Architecture et patrimoine CMAQ
Tailler l'avenir pour mieux restaurer la mémoire collective
Contribuer aux besoins de la communauté à travers la spécialisation en taille de pierre
Ardoise, tôle, vitraux, pierres ... Tant de matières qui ont besoin d'amour pour préserver l'identité des communautés, l'essence de nos villes et de nos quartiers. Immeubles commerciaux, hôpitaux, bungalows, bibliothèques ou encore fresques pour n'en nommer que quelques-uns, au Québec, de nombreux témoins symboliques d'époques passées sont négligés. Pour lutter contre leur dégradation, il va de soi de s'outiller afin de préserver cette beauté.
Découvrez ici les coulisses de tout ce qu'implique le travail engagé de la conservation du patrimoine bâti, dont l'exécution est aujourd’hui enseignée dans un programme reconnu. Ça tombe à point, car les besoins de restauration du patrimoine bâti sont grandissants au Québec. Pour former les personnes capables d’intervenir dans ce domaine, le Cégep du Vieux Montréal et le CMAQ ont choisi une approche tournée vers les besoins de la communauté.
Comment concilier les grands besoins de restauration du patrimoine avec les enjeux de formation de la relève ?
La première cohorte de l’AEC en Métiers d’art du patrimoine bâti a été un terrain fertile pour mettre sur pied un projet unique de collaboration.
Pour la spécialisation en taille de pierre, le défi était grand, pour ne pas dire de taille. Après avoir participé aux cours théoriques du programme, qui incluent le dessin technique appliqué au patrimoine et la caractérisation des bâtiments, il était important de trouver des projets réels pouvant être réalisés en atelier, dans une durée de temps limitée et qui présentaient les aspects techniques enseignés dans la formation. Voyez ci-bas le travail effectué sur le site de l’ancien hôpital Royal Victoria et de l’Institut Allan Memorial.

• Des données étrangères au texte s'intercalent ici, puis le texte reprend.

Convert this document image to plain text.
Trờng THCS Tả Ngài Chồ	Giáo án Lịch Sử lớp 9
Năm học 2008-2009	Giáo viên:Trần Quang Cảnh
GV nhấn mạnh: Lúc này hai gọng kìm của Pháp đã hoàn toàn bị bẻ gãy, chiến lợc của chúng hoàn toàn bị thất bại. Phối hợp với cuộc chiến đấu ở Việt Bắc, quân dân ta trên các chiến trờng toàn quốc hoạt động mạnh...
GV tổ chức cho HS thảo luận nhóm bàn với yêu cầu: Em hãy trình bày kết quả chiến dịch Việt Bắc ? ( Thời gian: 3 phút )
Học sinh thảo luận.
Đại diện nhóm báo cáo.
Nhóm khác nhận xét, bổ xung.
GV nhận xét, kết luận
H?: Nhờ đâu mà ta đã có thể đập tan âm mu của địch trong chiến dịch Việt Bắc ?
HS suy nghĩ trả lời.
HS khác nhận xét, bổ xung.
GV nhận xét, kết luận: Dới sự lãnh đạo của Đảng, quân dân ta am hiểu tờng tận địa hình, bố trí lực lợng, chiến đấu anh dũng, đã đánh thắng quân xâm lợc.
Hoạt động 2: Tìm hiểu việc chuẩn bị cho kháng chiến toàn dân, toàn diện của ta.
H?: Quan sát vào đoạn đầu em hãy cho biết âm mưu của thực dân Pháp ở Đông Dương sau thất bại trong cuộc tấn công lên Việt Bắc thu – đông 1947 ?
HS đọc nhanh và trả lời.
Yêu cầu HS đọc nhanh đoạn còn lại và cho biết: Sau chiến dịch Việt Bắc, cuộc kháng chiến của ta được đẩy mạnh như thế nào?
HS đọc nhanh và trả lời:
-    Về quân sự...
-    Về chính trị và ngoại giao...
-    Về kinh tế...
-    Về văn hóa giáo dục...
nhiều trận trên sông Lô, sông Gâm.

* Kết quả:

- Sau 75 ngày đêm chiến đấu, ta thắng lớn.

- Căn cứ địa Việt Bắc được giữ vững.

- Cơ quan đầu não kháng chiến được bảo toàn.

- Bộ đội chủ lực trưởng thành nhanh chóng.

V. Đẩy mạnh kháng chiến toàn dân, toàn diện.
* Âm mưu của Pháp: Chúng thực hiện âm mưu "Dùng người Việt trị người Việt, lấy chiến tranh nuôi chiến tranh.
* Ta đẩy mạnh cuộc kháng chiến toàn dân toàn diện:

L’ensemble patrimonial du site de l’ancien hôpital Royal Victoria
Le site de l’ancien hôpital Royal Victoria et de l’Institut Allan Memorial s’étend sur le flanc sud du Mont-Royal, à l’angle de l’avenue des Pins Ouest et de la rue University. Il occupe une superficie d’environ 13 hectares, soit 18 terrains de football. Son développement a débuté en 1863 avec la construction des premiers bâtiments de la Villa Ravenscrag de Sir Hugh Allan. Ces bâtiments seront légués en 1940 à l’hôpital Royal Victoria pour en faire le premier institut universitaire de santé mentale en Amérique du Nord, l’Institut Allan Memorial.
Il faut dire que le site et ses nombreux bâtiments sont d’une qualité exceptionnelle. La restauration et la réhabilitation seront nécessaires pour l’ensemble des bâtiments, que ce soit pour les éléments de pierres extérieures, les portes et fenêtres anciennes, les décors peints, les éléments de plâtre, les toitures, l’enceinte et les portails d’entrées.

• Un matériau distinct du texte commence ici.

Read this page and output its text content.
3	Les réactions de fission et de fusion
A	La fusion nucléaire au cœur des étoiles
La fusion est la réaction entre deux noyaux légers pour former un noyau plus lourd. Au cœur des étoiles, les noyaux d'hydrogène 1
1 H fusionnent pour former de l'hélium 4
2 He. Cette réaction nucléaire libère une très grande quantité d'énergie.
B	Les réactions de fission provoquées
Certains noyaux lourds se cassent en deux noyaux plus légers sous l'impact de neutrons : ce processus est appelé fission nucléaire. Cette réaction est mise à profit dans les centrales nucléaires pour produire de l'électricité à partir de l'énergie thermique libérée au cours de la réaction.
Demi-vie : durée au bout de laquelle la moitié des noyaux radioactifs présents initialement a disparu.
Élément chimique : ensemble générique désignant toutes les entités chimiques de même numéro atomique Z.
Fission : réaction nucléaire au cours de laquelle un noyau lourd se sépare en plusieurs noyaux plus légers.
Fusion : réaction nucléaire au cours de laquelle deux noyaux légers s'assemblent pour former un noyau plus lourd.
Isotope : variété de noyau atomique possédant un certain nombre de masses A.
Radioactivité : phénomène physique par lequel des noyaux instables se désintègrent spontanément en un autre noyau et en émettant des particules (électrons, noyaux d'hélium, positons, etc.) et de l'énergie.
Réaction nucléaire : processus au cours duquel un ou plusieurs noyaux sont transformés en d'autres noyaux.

Laissé en grande partie vacant après la migration des activités du Centre universitaire de santé McGill vers le site Glen, l'ensemble du site est en voie d’être acquise par la Société québécoise des infrastructures (SQI), qui travaille actuellement à mettre sur pied son Plan directeur pour l’aménagement du futur site.
Bijou architectural du site du Royal-Victoria : l'écurie de la villa Ravenscrag
La Villa Ravenscrag et son écurie ont été construites entre 1861 et 1863 pour y loger Sir Hugh Allan, riche propriétaire de l’empire maritime privé le Allan Shipping Line, puis son fils Hugh Montagu Allan, jusqu’à ce que la propriété devienne partie intégrante de l’hôpital Royal Victoria en 1940.

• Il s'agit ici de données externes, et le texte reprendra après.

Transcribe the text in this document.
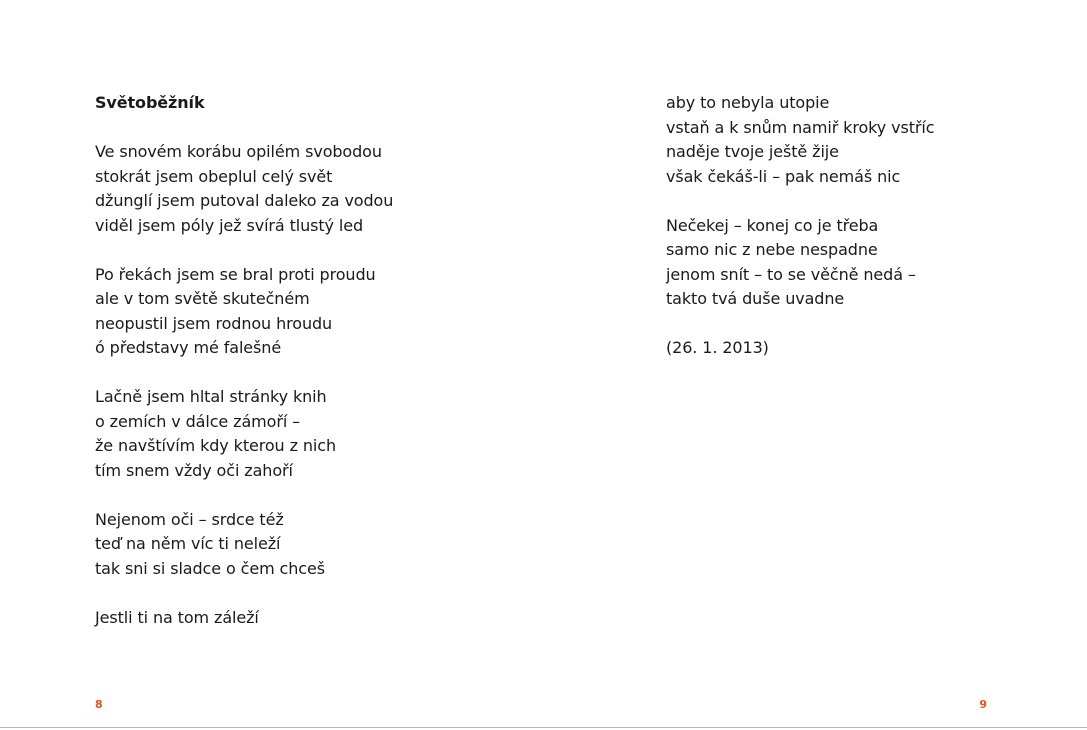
Světoběžník
Ve snovém korábu opilém svobodou
stokrát jsem obeplul celý svět
džunglí jsem putoval daleko za vodou
viděl jsem póly jež svírá tlustý led
Po řekách jsem se bral proti proudu
ale v tom světě skutečném
neopustil jsem rodnou hroudu
ó představy mé falešné
Lačně jsem hltal stránky knih
o zemích v dálce zámoří –
že navštívím kdy kterou z nich
tím snem vždy oči zahoří
Nejenom oči – srdce též
teď na něm víc ti neleží
tak sni si sladce o čem chceš
Jestli ti na tom záleží
8
aby to nebyla utopie
vstaň a k snům namiř kroky vstříc
naděje tvoje ještě žije
však čekáš-li – pak nemáš nic
Nečekej – konej co je třeba
samo nic z nebe nespadne
jenom snít – to se věčně nedá –
takto tvá duše uvadne
(26. 1. 2013)
9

La façade du bâtiment est en pierres grises de Montréal richement ornée. On remarque entre autres la porte cochère à arc plein cintre surmonté d’une magnifique clé de voûte en forme de tête de cheval. Difficile de passer inaperçu ! Chaque côté de la porte est aussi orné d’admirables médaillons sculptés.
À travers l’AEC en Métiers d’art du patrimoine bâti, un point d’honneur est mis à la documentation exhaustive de projets patrimoniaux. C’est pourquoi les étudiants ont fait plusieurs visites du site et ont eu l’occasion d’échanger avec les propriétaires afin de bien comprendre les besoins et les enjeux du site, prendre des photographies et effectuer les relevés des mesures exactes des éléments à reproduire.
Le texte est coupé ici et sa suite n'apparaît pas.